Trop envie d’espace, de vert, de silence. Moins besoin de cinés, de restos et d'expositions, en cette période de vie familiale intense.
Au fond de moi, bien sûr, j’ai eu un mini doute. Et si on s’encroûtait? Et si mon conjoint devenait fou à passer, quotidiennement, deux fois 50 minutes dans un train? Et s’il nous manquait cruellement nos croissants chauds du coin de la rue, nos petits restos français et nos festivals à portée de main?
Bien sûr qu’ils vont nous manquer : je l’assume! Mais moins que ne me manquent aujourd’hui le jardinage, l’absence de voisin, le calme, les randonnées ou encore les rues dégagées.

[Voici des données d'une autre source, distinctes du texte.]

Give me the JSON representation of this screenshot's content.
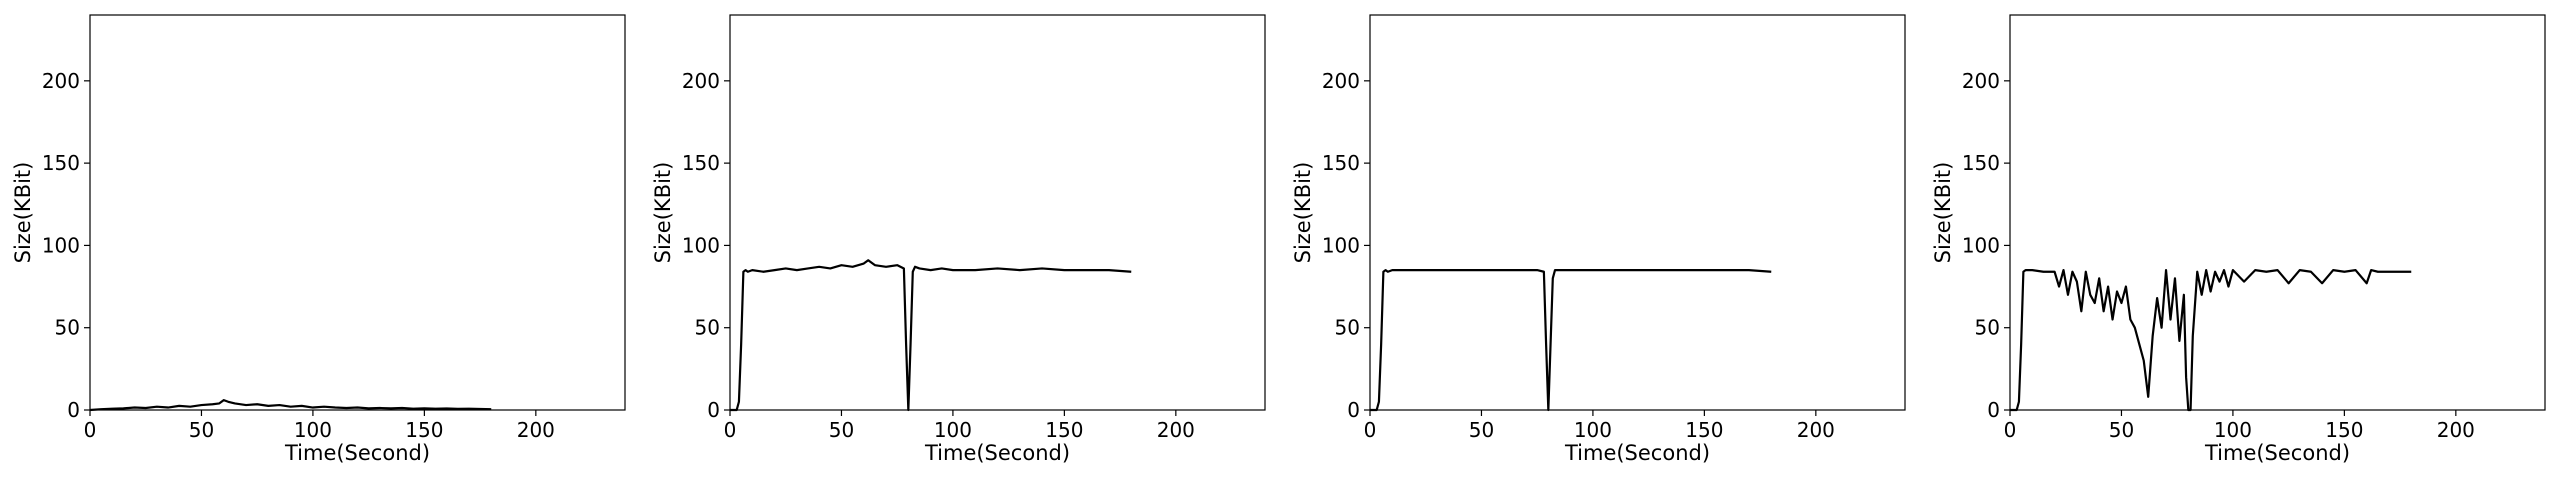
{
  "chart_data": [
    {
      "type": "line",
      "title": "",
      "xlabel": "Time(Second)",
      "ylabel": "Size(KBit)",
      "xlim": [
        0,
        240
      ],
      "ylim": [
        0,
        240
      ],
      "xticks": [
        0,
        50,
        100,
        150,
        200
      ],
      "yticks": [
        0,
        50,
        100,
        150,
        200
      ],
      "grid": false,
      "line_color": "#000000",
      "series": [
        {
          "x": [
            0,
            5,
            10,
            15,
            20,
            25,
            30,
            35,
            40,
            45,
            50,
            55,
            58,
            60,
            62,
            65,
            70,
            75,
            80,
            85,
            90,
            95,
            100,
            105,
            110,
            115,
            120,
            125,
            130,
            135,
            140,
            145,
            150,
            155,
            160,
            165,
            170,
            175,
            180
          ],
          "y": [
            0,
            0.5,
            0.8,
            1,
            1.5,
            1.2,
            2,
            1.5,
            2.5,
            2,
            3,
            3.5,
            4,
            6,
            5,
            4,
            3,
            3.5,
            2.5,
            3,
            2,
            2.5,
            1.5,
            2,
            1.5,
            1.2,
            1.5,
            1,
            1.2,
            1,
            1.2,
            0.8,
            1,
            0.8,
            0.9,
            0.7,
            0.8,
            0.6,
            0.5
          ]
        }
      ]
    },
    {
      "type": "line",
      "title": "",
      "xlabel": "Time(Second)",
      "ylabel": "Size(KBit)",
      "xlim": [
        0,
        240
      ],
      "ylim": [
        0,
        240
      ],
      "xticks": [
        0,
        50,
        100,
        150,
        200
      ],
      "yticks": [
        0,
        50,
        100,
        150,
        200
      ],
      "grid": false,
      "line_color": "#000000",
      "series": [
        {
          "x": [
            0,
            3,
            4,
            5,
            6,
            7,
            8,
            10,
            15,
            20,
            25,
            30,
            35,
            40,
            45,
            50,
            55,
            60,
            62,
            65,
            70,
            75,
            78,
            79,
            80,
            81,
            82,
            83,
            85,
            90,
            95,
            100,
            110,
            120,
            130,
            140,
            150,
            160,
            170,
            180
          ],
          "y": [
            0,
            0,
            5,
            40,
            84,
            85,
            84,
            85,
            84,
            85,
            86,
            85,
            86,
            87,
            86,
            88,
            87,
            89,
            91,
            88,
            87,
            88,
            86,
            40,
            0,
            40,
            84,
            87,
            86,
            85,
            86,
            85,
            85,
            86,
            85,
            86,
            85,
            85,
            85,
            84
          ]
        }
      ]
    },
    {
      "type": "line",
      "title": "",
      "xlabel": "Time(Second)",
      "ylabel": "Size(KBit)",
      "xlim": [
        0,
        240
      ],
      "ylim": [
        0,
        240
      ],
      "xticks": [
        0,
        50,
        100,
        150,
        200
      ],
      "yticks": [
        0,
        50,
        100,
        150,
        200
      ],
      "grid": false,
      "line_color": "#000000",
      "series": [
        {
          "x": [
            0,
            3,
            4,
            5,
            6,
            7,
            8,
            10,
            20,
            30,
            40,
            50,
            60,
            70,
            75,
            78,
            79,
            80,
            81,
            82,
            83,
            85,
            90,
            100,
            110,
            120,
            130,
            140,
            150,
            160,
            170,
            180
          ],
          "y": [
            0,
            0,
            5,
            40,
            84,
            85,
            84,
            85,
            85,
            85,
            85,
            85,
            85,
            85,
            85,
            84,
            40,
            0,
            40,
            80,
            85,
            85,
            85,
            85,
            85,
            85,
            85,
            85,
            85,
            85,
            85,
            84
          ]
        }
      ]
    },
    {
      "type": "line",
      "title": "",
      "xlabel": "Time(Second)",
      "ylabel": "Size(KBit)",
      "xlim": [
        0,
        240
      ],
      "ylim": [
        0,
        240
      ],
      "xticks": [
        0,
        50,
        100,
        150,
        200
      ],
      "yticks": [
        0,
        50,
        100,
        150,
        200
      ],
      "grid": false,
      "line_color": "#000000",
      "series": [
        {
          "x": [
            0,
            3,
            4,
            5,
            6,
            7,
            10,
            15,
            20,
            22,
            24,
            26,
            28,
            30,
            32,
            34,
            36,
            38,
            40,
            42,
            44,
            46,
            48,
            50,
            52,
            54,
            56,
            58,
            60,
            62,
            64,
            66,
            68,
            70,
            72,
            74,
            76,
            78,
            79,
            80,
            81,
            82,
            84,
            86,
            88,
            90,
            92,
            94,
            96,
            98,
            100,
            105,
            110,
            115,
            120,
            125,
            130,
            135,
            140,
            145,
            150,
            155,
            160,
            162,
            165,
            170,
            175,
            180
          ],
          "y": [
            0,
            0,
            5,
            40,
            84,
            85,
            85,
            84,
            84,
            75,
            85,
            70,
            84,
            78,
            60,
            84,
            70,
            65,
            80,
            60,
            75,
            55,
            72,
            65,
            75,
            55,
            50,
            40,
            30,
            8,
            45,
            68,
            50,
            85,
            55,
            80,
            42,
            70,
            20,
            0,
            0,
            45,
            84,
            70,
            85,
            72,
            84,
            78,
            85,
            75,
            85,
            78,
            85,
            84,
            85,
            77,
            85,
            84,
            77,
            85,
            84,
            85,
            77,
            85,
            84,
            84,
            84,
            84
          ]
        }
      ]
    }
  ]
}
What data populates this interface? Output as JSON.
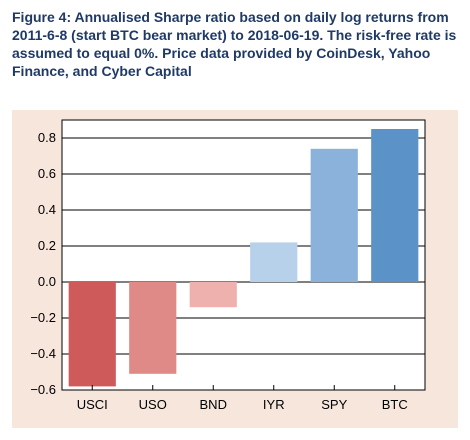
{
  "caption": "Figure 4:  Annualised Sharpe ratio based on daily log returns from 2011-6-8 (start BTC bear market) to 2018-06-19. The risk-free rate is assumed to equal 0%. Price data provided by CoinDesk, Yahoo Finance, and Cyber Capital",
  "chart_data": {
    "type": "bar",
    "categories": [
      "USCI",
      "USO",
      "BND",
      "IYR",
      "SPY",
      "BTC"
    ],
    "values": [
      -0.58,
      -0.51,
      -0.14,
      0.22,
      0.74,
      0.85
    ],
    "bar_colors": [
      "#cf5a5a",
      "#e08a87",
      "#efb1ae",
      "#b7d1ea",
      "#8ab2db",
      "#5b93c8"
    ],
    "yticks": [
      "0.8",
      "0.6",
      "0.4",
      "0.2",
      "0.0",
      "−0.2",
      "−0.4",
      "−0.6"
    ],
    "ytick_values": [
      0.8,
      0.6,
      0.4,
      0.2,
      0.0,
      -0.2,
      -0.4,
      -0.6
    ],
    "ylim": [
      -0.6,
      0.9
    ],
    "grid": true,
    "title": "",
    "xlabel": "",
    "ylabel": ""
  }
}
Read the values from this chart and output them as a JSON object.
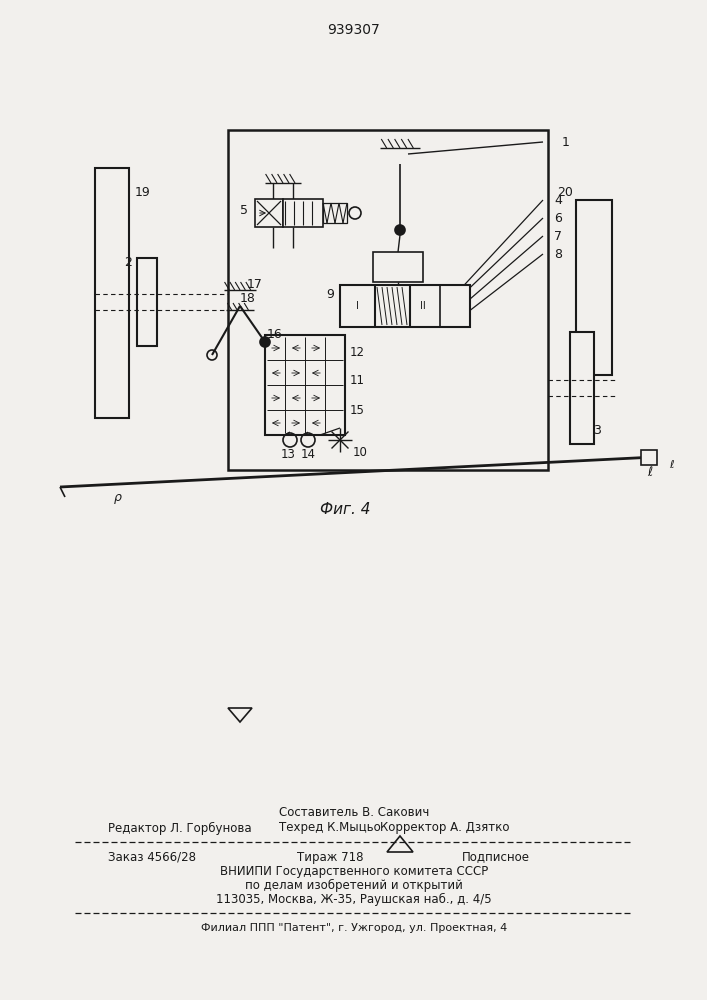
{
  "title": "939307",
  "fig_label": "Фиг. 4",
  "bg_color": "#f2f0ed",
  "line_color": "#1a1a1a",
  "bottom_texts": {
    "sestavitel": "Составитель В. Сакович",
    "redaktor": "Редактор Л. Горбунова",
    "tehred": "Техред К.Мыцьо",
    "korrektor": "Корректор А. Дзятко",
    "zakaz": "Заказ 4566/28",
    "tirazh": "Тираж 718",
    "podpisnoe": "Подписное",
    "vniipи": "ВНИИПИ Государственного комитета СССР",
    "po_delam": "по делам изобретений и открытий",
    "address": "113035, Москва, Ж-35, Раушская наб., д. 4/5",
    "filial": "Филиал ППП \"Патент\", г. Ужгород, ул. Проектная, 4"
  }
}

Alors voilà, j’ai dressé un tableau « avantages/inconvénients », j’ai replacé tout cela dans notre contexte de vie, et la décision n’a pas été longue à prendre. Le transport? On va adapter nos emplois. Quant aux sorties, on se gardera un abonnement au théâtre avec nos copains montréalais, pour nous obliger à nous bouger les fesses.
Sommes-nous les seuls fous à quitter la ville? J’ai découvert que non. Entre juillet 2007 et juin 2008, Montréal a perdu 21 465 habitants au profit d'autres régions québécoises. L’Institut Statistique du Québec révèle même que, pour la 6e année consécutive, le nombre de sorties dépasse le nombre d'entrées par plus de 20 000. Les groupes d'âge associés aux familles (0-14 ans et 25-44 ans) sont les plus touchés.
À ma grande stupéfaction, il y a quelques jours, je lisais dans La Presse un chercheur qui avait l’air de s’en plaindre. Ce ne serait pas nécessairement bon pour le plan financier, disait-il, puisque les familles sont obligées d'acheter une deuxième voiture et de passer un temps fou dans les déplacements. Pas bon, non plus, pour l'environnement, puisqu’elles deviennent très dépendantes de l’automobile.
Eh bien, mon avis à moi, qui ne repose sur aucune statistique formelle, c’est que l’air qui entrera dans les poumons de mes enfants sera plus pur dans notre campagne qu’à Montréal. Que l’on fera certainement plus de vélo, de randonnées et de jogging en famille. Et qu’en ce qui nous concerne, on ne prendra pas plus la voiture, puisque mon bureau est à la maison et que mon conjoint prendra le train.
J’ai cru comprendre, aussi, que les écoles de banlieues ferment en raison de la dénatalité. J’entendais la ministre se désoler du fait que, depuis 2003, 134 écoles publiques ont fermé leurs portes dans la province et que bien d'autres sont à moitié occupées.
Alors, à la bonne heure! Si les jeunes familles débarquent davantage en banlieue, elles réussiront peut-être à inverser la tendance, qui sait? Comme à Vaudreuil-Dorion, Mirabel ou Candiac, où l’on réclame maintenant la construction d’écoles primaires!
Et vous : ville ou banlieue? Est-ce que votre coeur balance?